I must admit though, I’m jealous. (Jesus didn’t say it, but my religious tradition of Christianity tells me that’s one of the seven deadly sins.) I wish progressive Protestants could come up with something as cool as this, and perform it as passionately as Bethke.

I have this idea that maybe what could reach this generation is not a newer, hipper version of the old time religion of sin and atonement, but a theology of incarnation, oneness with the oppressed, personal and community reconciliation, and the celebration of our status as co-creators with God. I wonder if what people have really had enough of is a theology in which guilt and shame are the necessary precursors to salvation. It’s not that we shouldn’t acknowledge our faults, our baggage, our “sin,” if you will, but our motivation to do this should be to live into a more joyful awareness of our being created in the Image of God.

To be honest, though, I don’t know if this generation even wants theology, and they seem fundamentally confused as to what religion actually is.
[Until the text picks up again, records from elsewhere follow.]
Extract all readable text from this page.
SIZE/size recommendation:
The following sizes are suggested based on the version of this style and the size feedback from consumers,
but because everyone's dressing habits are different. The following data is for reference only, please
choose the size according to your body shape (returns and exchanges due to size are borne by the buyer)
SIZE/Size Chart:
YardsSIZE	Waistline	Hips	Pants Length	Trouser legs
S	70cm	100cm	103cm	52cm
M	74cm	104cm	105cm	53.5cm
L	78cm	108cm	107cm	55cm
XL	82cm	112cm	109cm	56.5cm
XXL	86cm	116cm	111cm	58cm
Typical X-er or Millennial: “I’m spiritual but not religious, and yet every summer I go to a festival in the desert where I dance naked around a giant burning statue. Wouldn’t want to have anything to do with religion, though.”

Yet I continue to hold out the hope that if progressive Protestantism were to dialogue with popular culture—not appropriate, but dialogue—we might be able to engage this generation on its own terms. Because with all due respect to Bethke’s sincerity and heartfelt belief, his “non-religion” is just going to lead people back to dogmatism and judgment.